The NCAA took a hit in the case in November 2023 when Judge Wilken granted class certification in House, making the case more of a zero-sum game for the NCAA. Seven months later, the NCAA settled. It agreed to pay $2.75 billion in back-pay damages to Division I athletes from 2016 to 2024. That’s one of the biggest sports settlements in history. 

Going forward, schools were also allowed to “opt in” to an average annual $20.5 million revenue-sharing piece that would be paid out over 10 years. That number will increase by 4% annually. That revenue sharing piece will be worth more than $30 million in 10 years. 

In general, schools are dividing the figure in this manner: 75% to football, 15% to men’s basketball, 5% to women’s basketball and the remaining 5% to all the other sports. 

To lessen the chance of more litigation, the settlement contains roster caps for each sport. In football, that means teams can have an entire roster of only 105. Schools such as Nebraska had rosters of 140. Roster caps will all but eliminate the long-time tradition of walks-ons. 

All scholarships are now “equivalency” awards, which means schools can award partial scholarships in all sports. That, theoretically, saves money; however, some would also argue it reduces opportunity. (Previously, only five sports awarded full “head count” scholarships: football, men’s and women’s basketball, volleyball, women’s tennis and women’s gymnastics.) 

What happens on Monday?

Wilken will hear objections on Monday, ironically the same during which the Division I men’s basketball national championship game will take place. She will then decide whether to grant final approval of the settlement. The general consensus is that Wilken will grant the approval, but the process could take days, even weeks. 

Wilken is familiar with the issues having overseen the O’Bannon case. Pending approval, the settlement will go into effect July 1. 

Prominent sports law attorney Mit Winter said “there is a not insignificant chance” Wilken will not approve the settlement. If she doesn’t, the case would go to trial. If the NCAA loses, it would owe triple the damages, a verdict that would effectively bankrupt and end the association. 
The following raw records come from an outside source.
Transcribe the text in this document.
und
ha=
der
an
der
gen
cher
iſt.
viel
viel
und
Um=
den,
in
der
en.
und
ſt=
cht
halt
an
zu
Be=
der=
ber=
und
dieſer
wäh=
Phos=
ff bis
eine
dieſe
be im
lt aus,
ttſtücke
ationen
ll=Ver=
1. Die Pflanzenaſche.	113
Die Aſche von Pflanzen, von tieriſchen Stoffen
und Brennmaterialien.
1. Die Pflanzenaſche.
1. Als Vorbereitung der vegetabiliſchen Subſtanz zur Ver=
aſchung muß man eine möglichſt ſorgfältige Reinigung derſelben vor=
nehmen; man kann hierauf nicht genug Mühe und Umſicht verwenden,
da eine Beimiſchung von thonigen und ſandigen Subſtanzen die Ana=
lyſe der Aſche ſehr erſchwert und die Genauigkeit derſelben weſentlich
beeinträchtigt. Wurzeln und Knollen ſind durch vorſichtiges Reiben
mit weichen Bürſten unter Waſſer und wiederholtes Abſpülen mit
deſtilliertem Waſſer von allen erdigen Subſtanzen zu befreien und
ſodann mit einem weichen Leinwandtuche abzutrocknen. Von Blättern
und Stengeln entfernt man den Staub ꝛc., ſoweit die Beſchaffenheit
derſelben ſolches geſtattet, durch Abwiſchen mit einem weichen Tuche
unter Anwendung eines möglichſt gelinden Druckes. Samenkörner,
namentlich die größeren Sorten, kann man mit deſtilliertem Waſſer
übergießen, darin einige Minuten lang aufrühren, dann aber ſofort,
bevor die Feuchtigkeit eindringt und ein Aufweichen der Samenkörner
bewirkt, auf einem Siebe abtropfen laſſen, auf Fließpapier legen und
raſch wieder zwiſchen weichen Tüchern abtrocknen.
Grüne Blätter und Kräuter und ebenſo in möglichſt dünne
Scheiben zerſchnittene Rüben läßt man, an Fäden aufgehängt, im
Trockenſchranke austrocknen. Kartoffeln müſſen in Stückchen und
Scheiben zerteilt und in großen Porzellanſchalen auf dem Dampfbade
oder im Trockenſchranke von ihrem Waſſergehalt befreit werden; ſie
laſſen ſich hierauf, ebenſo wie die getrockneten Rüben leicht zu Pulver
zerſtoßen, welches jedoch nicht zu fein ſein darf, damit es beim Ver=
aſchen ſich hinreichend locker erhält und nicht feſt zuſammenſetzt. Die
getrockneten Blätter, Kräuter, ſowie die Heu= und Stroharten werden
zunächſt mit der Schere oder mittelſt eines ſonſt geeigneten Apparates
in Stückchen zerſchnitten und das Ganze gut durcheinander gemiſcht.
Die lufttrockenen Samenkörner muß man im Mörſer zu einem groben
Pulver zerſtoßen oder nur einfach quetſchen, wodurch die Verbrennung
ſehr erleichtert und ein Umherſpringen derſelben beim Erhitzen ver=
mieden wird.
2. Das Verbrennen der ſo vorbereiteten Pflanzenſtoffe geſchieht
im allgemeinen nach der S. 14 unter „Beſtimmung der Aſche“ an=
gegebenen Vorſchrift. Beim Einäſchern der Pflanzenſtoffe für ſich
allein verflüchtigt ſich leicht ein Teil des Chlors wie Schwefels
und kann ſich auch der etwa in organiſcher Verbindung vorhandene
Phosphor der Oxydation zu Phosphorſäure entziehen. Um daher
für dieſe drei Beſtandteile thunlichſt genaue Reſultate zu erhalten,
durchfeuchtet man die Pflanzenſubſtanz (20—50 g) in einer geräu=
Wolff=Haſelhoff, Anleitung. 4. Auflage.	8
Don’t expect college sports’ landmark House settlement to be complete Monday, NCAA president says
Dennis Dodd

Don't expect college sports' landmark House settlement to be complete Monday, NCAA president says

Aftermath from Monday’s House v. NCAA hearing

Lawsuits — lots of them. There is every possibility that the landscape will be even more confusing after the settlement. Multiple sources expect suits regarding gender equity, roster limitations and the revenue share cap. You’re way ahead of things if you recall that’s how we got here 16 years ago with O’Bannon.

It’s just a matter of when the lawyers pounce in these perceived inequities. 

The Biden Dept. of Justice expressed concern with the settlement in January. Donald Trump’s DOJ has yet to weigh in. 

Wilken has agreed to hear three objectors on Monday: LSU gymnast Livvy Dunne, Utah swimmer Gannon Flynn and high school track athlete Gracelynn Laudermilch. While Wilken has made it clear she cannot make changes to the settlement, she will hear those objections only as they apply to whether the case should go to trial.